About a year ago, I happened upon this statement about the Monitor in the Harvard Business Review – under the charming heading of “do things that don’t interest you”:

“Many things that end up” being meaningful, writes social scientist Joseph Grenny, “have come from conference workshops, articles, or online videos that began as a chore and ended with an insight. My work in Kenya, for example, was heavily influenced by a Christian Science Monitor article I had forced myself to read 10 years earlier. Sometimes, we call things ‘boring’ simply because they lie outside the box we are currently in.”

If you were to come up with a punchline to a joke about the Monitor, that would probably be it. We’re seen as being global, fair, insightful, and perhaps a bit too earnest.

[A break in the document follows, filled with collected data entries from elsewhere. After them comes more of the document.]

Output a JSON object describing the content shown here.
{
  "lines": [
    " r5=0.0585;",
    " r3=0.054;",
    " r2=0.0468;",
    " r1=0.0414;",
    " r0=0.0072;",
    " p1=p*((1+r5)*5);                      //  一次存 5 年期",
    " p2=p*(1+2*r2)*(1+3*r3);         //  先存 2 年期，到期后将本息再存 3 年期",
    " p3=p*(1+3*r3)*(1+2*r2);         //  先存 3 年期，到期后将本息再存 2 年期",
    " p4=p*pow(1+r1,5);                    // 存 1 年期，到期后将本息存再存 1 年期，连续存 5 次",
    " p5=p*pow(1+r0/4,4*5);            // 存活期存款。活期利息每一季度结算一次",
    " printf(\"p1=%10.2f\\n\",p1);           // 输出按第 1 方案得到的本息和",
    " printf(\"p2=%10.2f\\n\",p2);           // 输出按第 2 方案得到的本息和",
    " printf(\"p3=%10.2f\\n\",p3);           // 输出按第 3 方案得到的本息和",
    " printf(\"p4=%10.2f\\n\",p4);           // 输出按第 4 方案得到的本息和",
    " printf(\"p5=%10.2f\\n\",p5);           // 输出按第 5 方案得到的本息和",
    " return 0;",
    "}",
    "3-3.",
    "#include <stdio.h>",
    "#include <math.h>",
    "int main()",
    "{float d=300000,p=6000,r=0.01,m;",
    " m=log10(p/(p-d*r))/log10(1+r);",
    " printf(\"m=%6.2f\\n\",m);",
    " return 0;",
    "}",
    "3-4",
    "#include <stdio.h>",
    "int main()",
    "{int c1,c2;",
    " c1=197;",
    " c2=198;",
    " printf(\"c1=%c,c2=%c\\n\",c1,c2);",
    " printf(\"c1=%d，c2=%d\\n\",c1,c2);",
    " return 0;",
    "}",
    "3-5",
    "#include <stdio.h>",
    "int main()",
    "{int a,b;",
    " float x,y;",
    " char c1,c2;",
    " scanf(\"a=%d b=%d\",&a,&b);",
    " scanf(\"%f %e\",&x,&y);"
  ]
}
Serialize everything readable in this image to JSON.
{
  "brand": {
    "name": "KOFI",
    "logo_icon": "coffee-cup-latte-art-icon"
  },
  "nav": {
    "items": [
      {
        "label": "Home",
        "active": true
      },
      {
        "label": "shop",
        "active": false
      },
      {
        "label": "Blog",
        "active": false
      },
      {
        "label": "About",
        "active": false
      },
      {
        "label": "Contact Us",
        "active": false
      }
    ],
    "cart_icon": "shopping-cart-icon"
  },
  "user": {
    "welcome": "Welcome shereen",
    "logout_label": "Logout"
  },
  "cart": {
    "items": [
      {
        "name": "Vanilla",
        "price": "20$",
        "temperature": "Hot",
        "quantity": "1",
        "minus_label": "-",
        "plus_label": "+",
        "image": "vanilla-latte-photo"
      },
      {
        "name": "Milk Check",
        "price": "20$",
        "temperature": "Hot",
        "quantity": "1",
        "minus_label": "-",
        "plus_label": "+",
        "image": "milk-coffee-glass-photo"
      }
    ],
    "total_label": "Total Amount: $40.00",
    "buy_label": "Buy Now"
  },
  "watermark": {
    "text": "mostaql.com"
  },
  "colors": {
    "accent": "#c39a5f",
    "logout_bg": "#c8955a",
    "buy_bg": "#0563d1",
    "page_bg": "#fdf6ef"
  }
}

We’re the bran muffin of journalism.

But you know what? We change lives. And I’m going to argue that we change lives precisely because we force open that too-small box that most human beings think they live in.

The Monitor is a peculiar little publication that’s hard for the world to figure out. We’re run by a church, but we’re not only for church members and we’re not about converting people. We’re known as being fair even as the world becomes as polarized as at any time since the newspaper’s founding in 1908.

We have a mission beyond circulation, we want to bridge divides. We’re about kicking down the door of thought everywhere and saying, “You are bigger and more capable than you realize. And we can prove it.”